I'm looking for some type of uninsulated waterproof jacket. 
I have all kinds of waterproof insulated jackets, but I'm looking for something to wear at hot rainy hunt tests and things like that. I'm VERY hot natured already so I think gore-tex is one of the best waterproof products from my experience. Just trying to find something that will keep the rain off as well as breathe a little. Any suggestions??


----------



## bshaf (Apr 29, 2015)

Check out the kuiu line of gear... they have some great stuff. May not be tough as some but if you think Gore Tex is breathable, there's a whole lot of new fabrics that will blow your mind, and keep you dry!


----------



## BonMallari (Feb 7, 2008)

Foot Joy /Dry Joy golf rain jackets, they also have the short sleeve models that can be worn in more humid and higher temp conditions..Zero Restriction is another golf specific jacket very pricey $$$$, but sheds water like a duck..Ashworth used to make good stuff but I think they dropped their rain gear line..

my brother wears the Helly Hansen stuff and it too will shed water but when it rains in Idaho it usually is cold too so it works well...

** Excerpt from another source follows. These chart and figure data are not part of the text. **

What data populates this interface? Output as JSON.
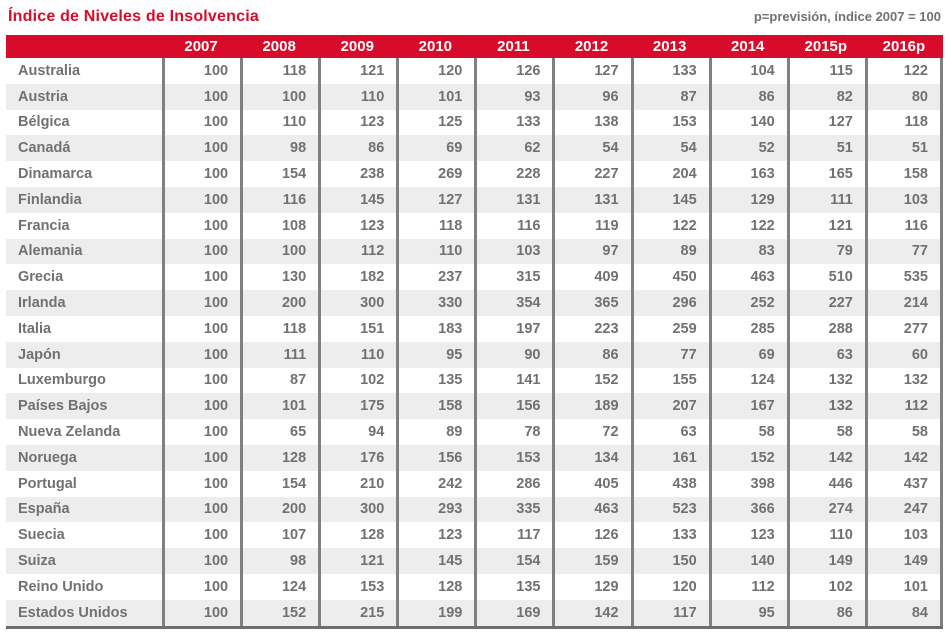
{
  "title": "Índice de Niveles de Insolvencia",
  "note": "p=previsión, índice 2007 = 100",
  "colors": {
    "accent": "#d90b2b",
    "header_text": "#ffffff",
    "body_text": "#6f7174",
    "row_alt": "#ededee",
    "grid": "#7e8083",
    "bottom_border": "#6d6e71"
  },
  "chart_data": {
    "type": "table",
    "title": "Índice de Niveles de Insolvencia",
    "note": "p=previsión, índice 2007 = 100",
    "columns": [
      "2007",
      "2008",
      "2009",
      "2010",
      "2011",
      "2012",
      "2013",
      "2014",
      "2015p",
      "2016p"
    ],
    "rows": [
      {
        "country": "Australia",
        "values": [
          100,
          118,
          121,
          120,
          126,
          127,
          133,
          104,
          115,
          122
        ]
      },
      {
        "country": "Austria",
        "values": [
          100,
          100,
          110,
          101,
          93,
          96,
          87,
          86,
          82,
          80
        ]
      },
      {
        "country": "Bélgica",
        "values": [
          100,
          110,
          123,
          125,
          133,
          138,
          153,
          140,
          127,
          118
        ]
      },
      {
        "country": "Canadá",
        "values": [
          100,
          98,
          86,
          69,
          62,
          54,
          54,
          52,
          51,
          51
        ]
      },
      {
        "country": "Dinamarca",
        "values": [
          100,
          154,
          238,
          269,
          228,
          227,
          204,
          163,
          165,
          158
        ]
      },
      {
        "country": "Finlandia",
        "values": [
          100,
          116,
          145,
          127,
          131,
          131,
          145,
          129,
          111,
          103
        ]
      },
      {
        "country": "Francia",
        "values": [
          100,
          108,
          123,
          118,
          116,
          119,
          122,
          122,
          121,
          116
        ]
      },
      {
        "country": "Alemania",
        "values": [
          100,
          100,
          112,
          110,
          103,
          97,
          89,
          83,
          79,
          77
        ]
      },
      {
        "country": "Grecia",
        "values": [
          100,
          130,
          182,
          237,
          315,
          409,
          450,
          463,
          510,
          535
        ]
      },
      {
        "country": "Irlanda",
        "values": [
          100,
          200,
          300,
          330,
          354,
          365,
          296,
          252,
          227,
          214
        ]
      },
      {
        "country": "Italia",
        "values": [
          100,
          118,
          151,
          183,
          197,
          223,
          259,
          285,
          288,
          277
        ]
      },
      {
        "country": "Japón",
        "values": [
          100,
          111,
          110,
          95,
          90,
          86,
          77,
          69,
          63,
          60
        ]
      },
      {
        "country": "Luxemburgo",
        "values": [
          100,
          87,
          102,
          135,
          141,
          152,
          155,
          124,
          132,
          132
        ]
      },
      {
        "country": "Países Bajos",
        "values": [
          100,
          101,
          175,
          158,
          156,
          189,
          207,
          167,
          132,
          112
        ]
      },
      {
        "country": "Nueva Zelanda",
        "values": [
          100,
          65,
          94,
          89,
          78,
          72,
          63,
          58,
          58,
          58
        ]
      },
      {
        "country": "Noruega",
        "values": [
          100,
          128,
          176,
          156,
          153,
          134,
          161,
          152,
          142,
          142
        ]
      },
      {
        "country": "Portugal",
        "values": [
          100,
          154,
          210,
          242,
          286,
          405,
          438,
          398,
          446,
          437
        ]
      },
      {
        "country": "España",
        "values": [
          100,
          200,
          300,
          293,
          335,
          463,
          523,
          366,
          274,
          247
        ]
      },
      {
        "country": "Suecia",
        "values": [
          100,
          107,
          128,
          123,
          117,
          126,
          133,
          123,
          110,
          103
        ]
      },
      {
        "country": "Suiza",
        "values": [
          100,
          98,
          121,
          145,
          154,
          159,
          150,
          140,
          149,
          149
        ]
      },
      {
        "country": "Reino Unido",
        "values": [
          100,
          124,
          153,
          128,
          135,
          129,
          120,
          112,
          102,
          101
        ]
      },
      {
        "country": "Estados Unidos",
        "values": [
          100,
          152,
          215,
          199,
          169,
          142,
          117,
          95,
          86,
          84
        ]
      }
    ]
  }
}
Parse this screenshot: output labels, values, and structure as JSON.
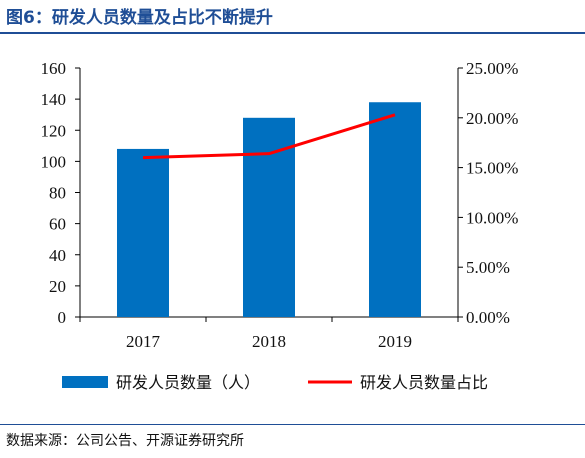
{
  "title": "图6：研发人员数量及占比不断提升",
  "source": "数据来源：公司公告、开源证券研究所",
  "colors": {
    "bar": "#0070c0",
    "line": "#ff0000",
    "accent": "#1f4e96"
  },
  "chart_data": {
    "type": "bar",
    "categories": [
      "2017",
      "2018",
      "2019"
    ],
    "series": [
      {
        "name": "研发人员数量（人）",
        "type": "bar",
        "axis": "left",
        "values": [
          108,
          128,
          138
        ]
      },
      {
        "name": "研发人员数量占比",
        "type": "line",
        "axis": "right",
        "values": [
          16.0,
          16.4,
          20.3
        ]
      }
    ],
    "ylim": [
      0,
      160
    ],
    "y_ticks": [
      "0",
      "20",
      "40",
      "60",
      "80",
      "100",
      "120",
      "140",
      "160"
    ],
    "y2lim": [
      0,
      25
    ],
    "y2_ticks": [
      "0.00%",
      "5.00%",
      "10.00%",
      "15.00%",
      "20.00%",
      "25.00%"
    ],
    "legend": "bottom",
    "grid": false
  }
}
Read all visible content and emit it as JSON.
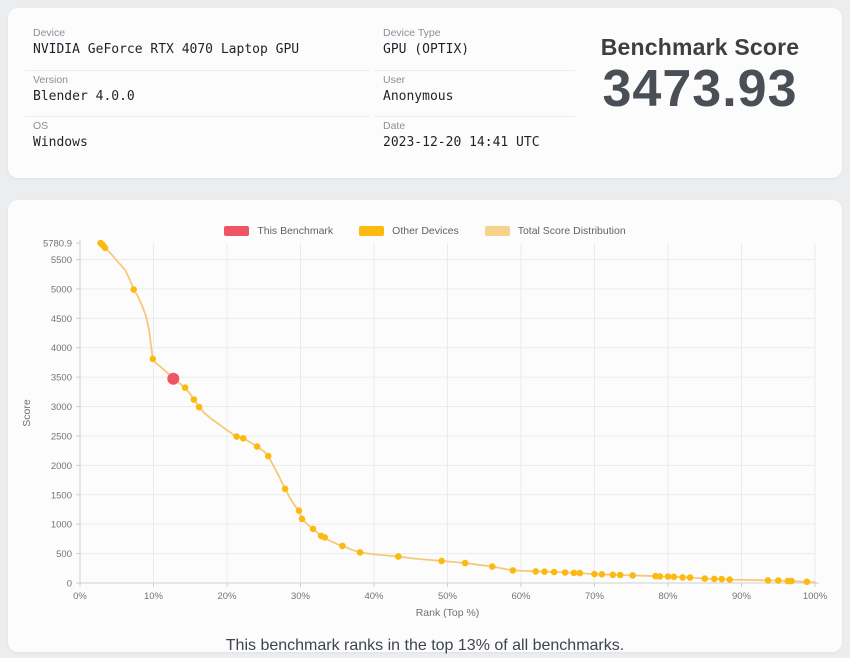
{
  "info_card": {
    "columns": [
      {
        "fields": [
          {
            "label": "Device",
            "value": "NVIDIA GeForce RTX 4070 Laptop GPU"
          },
          {
            "label": "Version",
            "value": "Blender 4.0.0"
          },
          {
            "label": "OS",
            "value": "Windows"
          }
        ]
      },
      {
        "fields": [
          {
            "label": "Device Type",
            "value": "GPU (OPTIX)"
          },
          {
            "label": "User",
            "value": "Anonymous"
          },
          {
            "label": "Date",
            "value": "2023-12-20 14:41 UTC"
          }
        ]
      }
    ],
    "score_title": "Benchmark Score",
    "score_value": "3473.93"
  },
  "chart_card": {
    "caption": "This benchmark ranks in the top 13% of all benchmarks."
  },
  "chart_data": {
    "type": "line",
    "title": "",
    "xlabel": "Rank (Top %)",
    "ylabel": "Score",
    "xlim": [
      0,
      100
    ],
    "ylim": [
      0,
      5780.9
    ],
    "grid": true,
    "legend_position": "top-center",
    "legend": [
      {
        "label": "This Benchmark",
        "color": "#ee5464"
      },
      {
        "label": "Other Devices",
        "color": "#fcba10"
      },
      {
        "label": "Total Score Distribution",
        "color": "#f5d38d"
      }
    ],
    "colors": {
      "grid": "#ebebeb",
      "axis": "#cfcfcf",
      "line": "#f5c979",
      "dot": "#fcba10",
      "benchmark": "#ee5464"
    },
    "x_ticks": [
      {
        "v": 0,
        "label": "0%"
      },
      {
        "v": 10,
        "label": "10%"
      },
      {
        "v": 20,
        "label": "20%"
      },
      {
        "v": 30,
        "label": "30%"
      },
      {
        "v": 40,
        "label": "40%"
      },
      {
        "v": 50,
        "label": "50%"
      },
      {
        "v": 60,
        "label": "60%"
      },
      {
        "v": 70,
        "label": "70%"
      },
      {
        "v": 80,
        "label": "80%"
      },
      {
        "v": 90,
        "label": "90%"
      },
      {
        "v": 100,
        "label": "100%"
      }
    ],
    "y_ticks": [
      {
        "v": 0,
        "label": "0"
      },
      {
        "v": 500,
        "label": "500"
      },
      {
        "v": 1000,
        "label": "1000"
      },
      {
        "v": 1500,
        "label": "1500"
      },
      {
        "v": 2000,
        "label": "2000"
      },
      {
        "v": 2500,
        "label": "2500"
      },
      {
        "v": 3000,
        "label": "3000"
      },
      {
        "v": 3500,
        "label": "3500"
      },
      {
        "v": 4000,
        "label": "4000"
      },
      {
        "v": 4500,
        "label": "4500"
      },
      {
        "v": 5000,
        "label": "5000"
      },
      {
        "v": 5500,
        "label": "5500"
      },
      {
        "v": 5780.9,
        "label": "5780.9"
      }
    ],
    "distribution_line": [
      [
        2.8,
        5780.9
      ],
      [
        3.5,
        5690
      ],
      [
        4.2,
        5600
      ],
      [
        5,
        5480
      ],
      [
        5.6,
        5400
      ],
      [
        6.2,
        5310
      ],
      [
        6.8,
        5150
      ],
      [
        7.3,
        4990
      ],
      [
        7.9,
        4870
      ],
      [
        8.5,
        4700
      ],
      [
        9,
        4530
      ],
      [
        9.4,
        4300
      ],
      [
        9.7,
        4000
      ],
      [
        9.9,
        3810
      ],
      [
        10.4,
        3730
      ],
      [
        11.2,
        3650
      ],
      [
        12,
        3560
      ],
      [
        12.7,
        3474
      ],
      [
        13.5,
        3400
      ],
      [
        14.3,
        3320
      ],
      [
        15,
        3210
      ],
      [
        15.5,
        3120
      ],
      [
        16.2,
        2990
      ],
      [
        17,
        2880
      ],
      [
        18,
        2780
      ],
      [
        19,
        2690
      ],
      [
        20.2,
        2580
      ],
      [
        21.3,
        2490
      ],
      [
        22.2,
        2460
      ],
      [
        23.2,
        2390
      ],
      [
        24.1,
        2320
      ],
      [
        25,
        2240
      ],
      [
        25.6,
        2160
      ],
      [
        26.3,
        2000
      ],
      [
        27,
        1830
      ],
      [
        27.9,
        1600
      ],
      [
        28.6,
        1440
      ],
      [
        29.3,
        1300
      ],
      [
        29.8,
        1230
      ],
      [
        30.2,
        1090
      ],
      [
        31,
        990
      ],
      [
        31.7,
        920
      ],
      [
        32.8,
        800
      ],
      [
        33.8,
        730
      ],
      [
        35,
        660
      ],
      [
        35.7,
        630
      ],
      [
        37,
        565
      ],
      [
        38.1,
        520
      ],
      [
        39.5,
        495
      ],
      [
        41.5,
        470
      ],
      [
        43.3,
        450
      ],
      [
        45.5,
        415
      ],
      [
        47.5,
        392
      ],
      [
        49.2,
        375
      ],
      [
        51,
        355
      ],
      [
        52.4,
        340
      ],
      [
        54.2,
        310
      ],
      [
        56.1,
        280
      ],
      [
        57.5,
        245
      ],
      [
        58.9,
        215
      ],
      [
        60.5,
        205
      ],
      [
        62,
        197
      ],
      [
        64.5,
        187
      ],
      [
        66,
        178
      ],
      [
        68,
        168
      ],
      [
        70,
        152
      ],
      [
        72.5,
        140
      ],
      [
        75.2,
        130
      ],
      [
        77,
        122
      ],
      [
        78.9,
        112
      ],
      [
        80.8,
        105
      ],
      [
        83,
        92
      ],
      [
        85,
        75
      ],
      [
        87.3,
        66
      ],
      [
        88.4,
        58
      ],
      [
        90.5,
        52
      ],
      [
        93.6,
        45
      ],
      [
        95,
        40
      ],
      [
        96.8,
        32
      ],
      [
        98.9,
        20
      ],
      [
        100,
        10
      ]
    ],
    "other_device_points": [
      [
        2.8,
        5780
      ],
      [
        3.1,
        5745
      ],
      [
        3.4,
        5700
      ],
      [
        7.3,
        4990
      ],
      [
        9.9,
        3810
      ],
      [
        14.3,
        3320
      ],
      [
        15.5,
        3120
      ],
      [
        16.2,
        2990
      ],
      [
        21.3,
        2490
      ],
      [
        22.2,
        2460
      ],
      [
        24.1,
        2320
      ],
      [
        25.6,
        2160
      ],
      [
        27.9,
        1600
      ],
      [
        29.8,
        1230
      ],
      [
        30.2,
        1090
      ],
      [
        31.7,
        920
      ],
      [
        32.8,
        800
      ],
      [
        33.3,
        775
      ],
      [
        35.7,
        630
      ],
      [
        38.1,
        520
      ],
      [
        43.3,
        450
      ],
      [
        49.2,
        375
      ],
      [
        52.4,
        340
      ],
      [
        56.1,
        280
      ],
      [
        58.9,
        215
      ],
      [
        62,
        197
      ],
      [
        63.2,
        192
      ],
      [
        64.5,
        187
      ],
      [
        66,
        178
      ],
      [
        67.2,
        172
      ],
      [
        68,
        168
      ],
      [
        70,
        152
      ],
      [
        71,
        148
      ],
      [
        72.5,
        140
      ],
      [
        73.5,
        136
      ],
      [
        75.2,
        130
      ],
      [
        78.3,
        115
      ],
      [
        78.9,
        112
      ],
      [
        80,
        108
      ],
      [
        80.8,
        105
      ],
      [
        82,
        96
      ],
      [
        83,
        92
      ],
      [
        85,
        75
      ],
      [
        86.3,
        70
      ],
      [
        87.3,
        66
      ],
      [
        88.4,
        58
      ],
      [
        93.6,
        45
      ],
      [
        95,
        40
      ],
      [
        96.3,
        34
      ],
      [
        96.8,
        32
      ],
      [
        98.9,
        20
      ]
    ],
    "this_benchmark_point": {
      "x": 12.7,
      "score": 3473.93
    }
  }
}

Guess it just depends on what part of the country you live in, and if you are looking for summer or fall rain wear


----------



## MuddyCreek (May 10, 2016)

North Alabama so just imagine the hot with humidity you can cut with a knife!


----------



## BonMallari (Feb 7, 2008)

MuddyCreek said:


> North Alabama so just imagine the hot with humidity you can cut with a knife!


stick with the golf specific wear, the best time to buy it is during the summer at outlet stores if you have them nearby..Adidas, Nike, and Greg Norman also make lightweight rain jackets that will keep you dry in humid weather

disclaimer : I used to be in the golf business, so I am a bit biased toward that kind of attire for active rainwear


----------



## David Maddox (Jan 12, 2004)

I bought a Snakeyes rain suit from Golfsmith for $80+ for the suit. It's best bang for the buck that I've found, and I have 2 of the high dollar Boathouse rain suits for work. Snakeyes make the suit in black, blue, and white. At least that's what I've seen at the GS by me.


----------